Initial project scaffold

2026-04-10 13:15:06 +00:00
commit a4a6b1f1c8
94 changed files with 3964 additions and 0 deletions
--- a/tasks/03_tiled_matmul/spec.md
+++ b/tasks/03_tiled_matmul/spec.md
@@ -0,0 +1,51 @@
+# Task 03: Tiled Matmul
+
+## 1. Problem Statement
+
+Implement a tiled matrix multiplication and compare the tile abstraction in Triton with the explicit shared-memory strategy in CUDA.
+
+## 2. Expected Input/Output Shapes
+
+- Input `A`: `[M, K]`
+- Input `B`: `[K, N]`
+- Output `C`: `[M, N]`
+
+## 3. Performance Intuition
+
+Matmul becomes interesting once data reuse matters. Re-reading the same `A` and `B` values from global memory is expensive; tiling exists to reuse those values across many multiply-accumulate operations.
+
+## 4. Memory Access Discussion
+
+Think about which `A` tile and `B` tile each work unit needs. The performance win comes from moving those tiles into on-chip storage and reusing them before fetching the next tile.
+
+## 5. What Triton Is Abstracting
+
+Triton lets you think in output tiles and blocked pointer arithmetic.
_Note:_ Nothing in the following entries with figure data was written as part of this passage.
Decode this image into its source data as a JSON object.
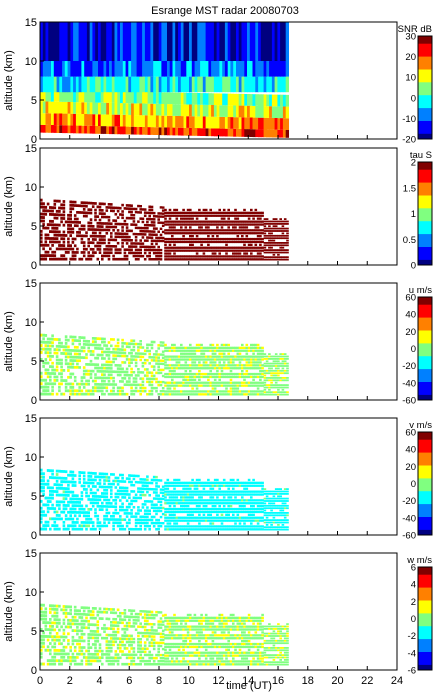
{
  "figure": {
    "title": "Esrange MST radar 20080703",
    "xlabel": "time (UT)"
  },
  "colormap": [
    "#000080",
    "#0000ff",
    "#0080ff",
    "#00ffff",
    "#80ff80",
    "#ffff00",
    "#ff8000",
    "#ff0000",
    "#800000"
  ],
  "chart_data": [
    {
      "type": "heatmap",
      "variable": "SNR",
      "ylabel": "altitude (km)",
      "xlim": [
        0,
        24
      ],
      "ylim": [
        0,
        15
      ],
      "xticks": [
        0,
        2,
        4,
        6,
        8,
        10,
        12,
        14,
        16,
        18,
        20,
        22,
        24
      ],
      "yticks": [
        0,
        5,
        10,
        15
      ],
      "colorbar": {
        "label": "SNR dB",
        "ticks": [
          30,
          20,
          10,
          0,
          -10,
          -20
        ],
        "range": [
          -20,
          30
        ]
      },
      "data_x_range": [
        0,
        16.7
      ],
      "layers": [
        {
          "alt": [
            0.5,
            1.5
          ],
          "value": 22
        },
        {
          "alt": [
            1.5,
            3.0
          ],
          "value": 16
        },
        {
          "alt": [
            3.0,
            4.5
          ],
          "value": 10
        },
        {
          "alt": [
            4.5,
            6.0
          ],
          "value": 6
        },
        {
          "alt": [
            6.0,
            8.0
          ],
          "value": 0
        },
        {
          "alt": [
            8.0,
            10.0
          ],
          "value": -8
        },
        {
          "alt": [
            10.0,
            15.0
          ],
          "value": -14
        }
      ]
    },
    {
      "type": "heatmap",
      "variable": "tau",
      "ylabel": "altitude (km)",
      "xlim": [
        0,
        24
      ],
      "ylim": [
        0,
        15
      ],
      "xticks": [
        0,
        2,
        4,
        6,
        8,
        10,
        12,
        14,
        16,
        18,
        20,
        22,
        24
      ],
      "yticks": [
        0,
        5,
        10,
        15
      ],
      "colorbar": {
        "label": "tau S",
        "ticks": [
          2,
          1.5,
          1,
          0.5,
          0
        ],
        "range": [
          0,
          2
        ]
      },
      "data_x_range": [
        0,
        16.7
      ],
      "dominant_value": 2.0,
      "altitude_extent": [
        0.5,
        8.5
      ]
    },
    {
      "type": "heatmap",
      "variable": "u",
      "ylabel": "altitude (km)",
      "xlim": [
        0,
        24
      ],
      "ylim": [
        0,
        15
      ],
      "xticks": [
        0,
        2,
        4,
        6,
        8,
        10,
        12,
        14,
        16,
        18,
        20,
        22,
        24
      ],
      "yticks": [
        0,
        5,
        10,
        15
      ],
      "colorbar": {
        "label": "u m/s",
        "ticks": [
          60,
          40,
          20,
          0,
          -20,
          -40,
          -60
        ],
        "range": [
          -60,
          60
        ]
      },
      "data_x_range": [
        0,
        16.7
      ],
      "dominant_value": 5,
      "altitude_extent": [
        0.5,
        8.5
      ]
    },
    {
      "type": "heatmap",
      "variable": "v",
      "ylabel": "altitude (km)",
      "xlim": [
        0,
        24
      ],
      "ylim": [
        0,
        15
      ],
      "xticks": [
        0,
        2,
        4,
        6,
        8,
        10,
        12,
        14,
        16,
        18,
        20,
        22,
        24
      ],
      "yticks": [
        0,
        5,
        10,
        15
      ],
      "colorbar": {
        "label": "v m/s",
        "ticks": [
          60,
          40,
          20,
          0,
          -20,
          -40,
          -60
        ],
        "range": [
          -60,
          60
        ]
      },
      "data_x_range": [
        0,
        16.7
      ],
      "dominant_value": -12,
      "altitude_extent": [
        0.5,
        8.5
      ]
    },
    {
      "type": "heatmap",
      "variable": "w",
      "ylabel": "altitude (km)",
      "xlim": [
        0,
        24
      ],
      "ylim": [
        0,
        15
      ],
      "xticks": [
        0,
        2,
        4,
        6,
        8,
        10,
        12,
        14,
        16,
        18,
        20,
        22,
        24
      ],
      "yticks": [
        0,
        5,
        10,
        15
      ],
      "colorbar": {
        "label": "w m/s",
        "ticks": [
          6,
          4,
          2,
          0,
          -2,
          -4,
          -6
        ],
        "range": [
          -6,
          6
        ]
      },
      "data_x_range": [
        0,
        16.7
      ],
      "dominant_value": 0.5,
      "altitude_extent": [
        0.5,
        8.5
      ]
    }
  ]
}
The tile loads and accumulations read like tensor operations.
+
+## 6. What CUDA Makes Explicit
+
+CUDA makes you choose block dimensions, allocate shared memory, manage cooperative loads, and synchronize between load and compute phases.
+
+## 7. Reflection Questions
+
+- Which values in `A` and `B` are reused across multiple output elements?
+- Why does tiling reduce global-memory traffic?
+- How does a Triton tile map to CUDA shared-memory tiles and threads?
+
+## 8. Implementation Checklist
+
+- Confirm the reference matmul
+- Draw a block/tile diagram before coding
+- Implement the Triton tile loop over `K`
+- Implement the CUDA shared-memory tile loop
+- Benchmark against `torch.matmul` on small and medium sizes
+
+## Tile Diagram Prompt
+
+Sketch:
+
+- one output tile `C[m0:m1, n0:n1]`
+- the matching `A[m0:m1, k0:k1]`
+- the matching `B[k0:k1, n0:n1]`
+
+That sketch should tell you what belongs in shared memory.